In 1993, when Khan was 4 years old, his father brought the family to the U.S. from Bangladesh, leaving behind the life he had built there.
"He was doing well, he owned three businesses — educated man with his master's," Khan says. "Three-floor flat house, a driver. And he left all that to come to America, so his kids could have a better education — to move to a one-bedroom apartment in lower-income apartments in Astoria and drive a cab. And I think that is the definition of unconditional love."
Khan's father came to America with the family to seek political asylum. He had fought in the 1971 Bangladesh Liberation War to gain independence from Pakistan.
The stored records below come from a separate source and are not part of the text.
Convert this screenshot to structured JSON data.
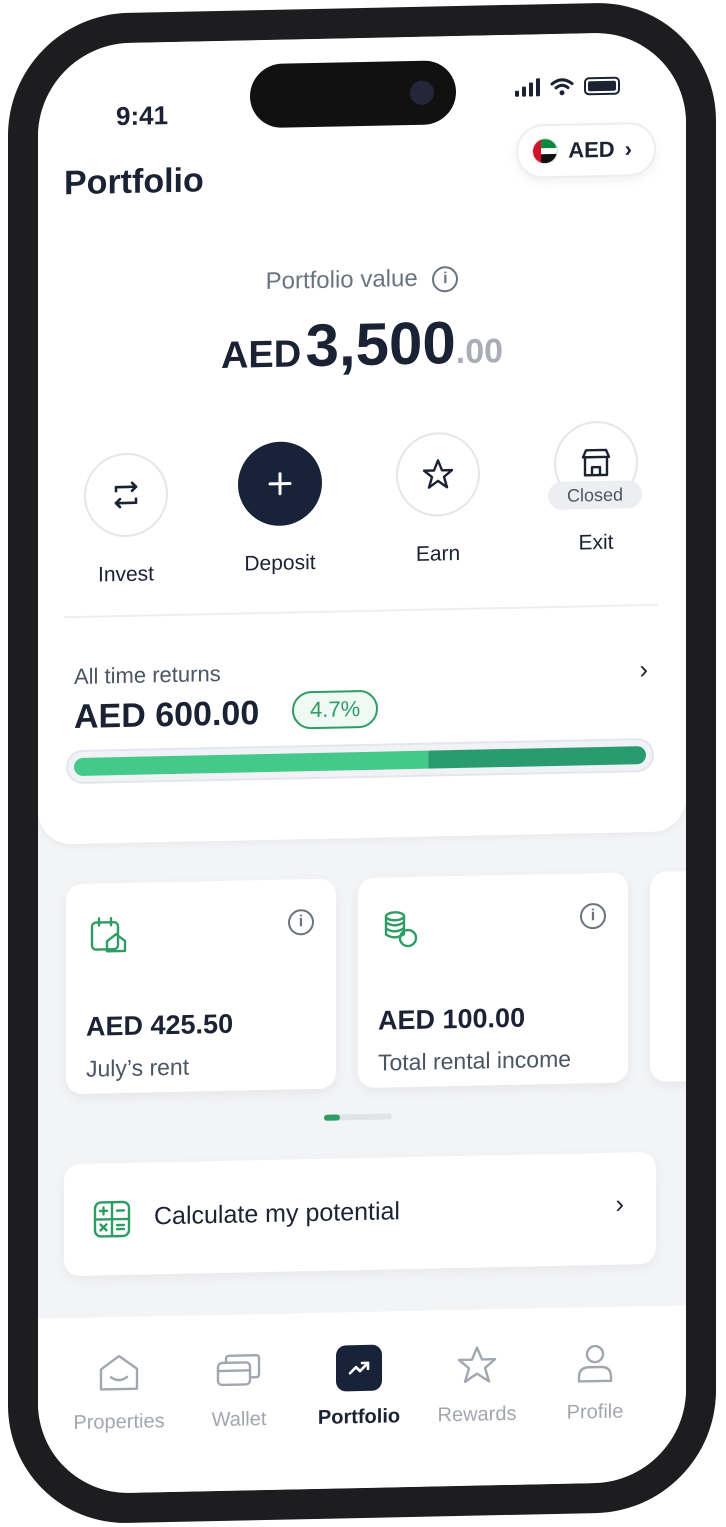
{
  "status_bar": {
    "time": "9:41"
  },
  "header": {
    "title": "Portfolio",
    "currency": "AED",
    "currency_chevron": "›"
  },
  "portfolio": {
    "label": "Portfolio value",
    "currency": "AED",
    "amount": "3,500",
    "decimals": ".00"
  },
  "actions": [
    {
      "label": "Invest",
      "icon": "swap-icon"
    },
    {
      "label": "Deposit",
      "icon": "plus-icon"
    },
    {
      "label": "Earn",
      "icon": "star-icon"
    },
    {
      "label": "Exit",
      "icon": "store-icon",
      "badge": "Closed"
    }
  ],
  "returns": {
    "label": "All time returns",
    "amount": "AED 600.00",
    "percent": "4.7%",
    "chevron": "›",
    "progress_fraction": 0.62
  },
  "cards": [
    {
      "amount": "AED 425.50",
      "caption": "July’s rent",
      "icon": "calendar-home-icon"
    },
    {
      "amount": "AED 100.00",
      "caption": "Total rental income",
      "icon": "coins-icon"
    }
  ],
  "calculator": {
    "label": "Calculate my potential",
    "chevron": "›",
    "icon": "calculator-icon"
  },
  "tabs": [
    {
      "label": "Properties",
      "icon": "home-icon",
      "active": false
    },
    {
      "label": "Wallet",
      "icon": "wallet-icon",
      "active": false
    },
    {
      "label": "Portfolio",
      "icon": "trend-icon",
      "active": true
    },
    {
      "label": "Rewards",
      "icon": "star-icon",
      "active": false
    },
    {
      "label": "Profile",
      "icon": "user-icon",
      "active": false
    }
  ],
  "colors": {
    "navy": "#182238",
    "green": "#2e9c64",
    "green_light": "#45c98b",
    "green_dark": "#2a9a6f",
    "muted": "#a2a6af"
  }
}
After the war, he'd earned a master's degree in literature, and Khan remembers how his father would recite Bengali poetry to friends and family.
"My father was the guy who always invited people over to the house no matter how little the space was," Khan says. "So it was, I think subconsciously, him entertaining people and me seeing him always be willing to recite his poetry for anyone — whether it was 2,000 people or just two people — that really influenced me."
When Khan was young, combining his immigrant identity with his life in Queens wasn't always easy for him.
"Being an immigrant kid, you always battle with two worlds," he says. "It was extremely confusing, but also empowering. I would go from being in the house and smelling like curry chicken and food and listening to classical Bengali music, to then walking outside and being on the block with the homies, and listening to Nas, or DMX or Jay Z, and dressing a certain way, and going to play ball and living my life that way."
That struggle with cultural difference moved Khan to go back and visit his roots in Bangladesh — an experience that proved powerful for him.
"I got to experience the actual land and culture in an older age, and I realized how beautiful it is," he says. "It was almost like a shattering of the glass of what I wanted to do with myself and my music and everything all together."
Like many parents, Khan's father wasn't initially keen on his son's desire to be a rapper. But, thanks in part to Khan's dedication, his father has more than come around.
"My father loves that I'm doing this as a career," he says. "Obviously in the beginning, my family was worried. Like, you tell your parents, 'Hey, I'm about to be a rapper!' and they're like, 'Really? Out of all jobs, that's the one you chose?' ... But as soon as he saw how passionate I am about it and [that] I'm never gonna stop, he saw people he never knew start talking about me, he was like, 'This is actually a thing. This is really working.' And now he goes around and tells his friends about everything."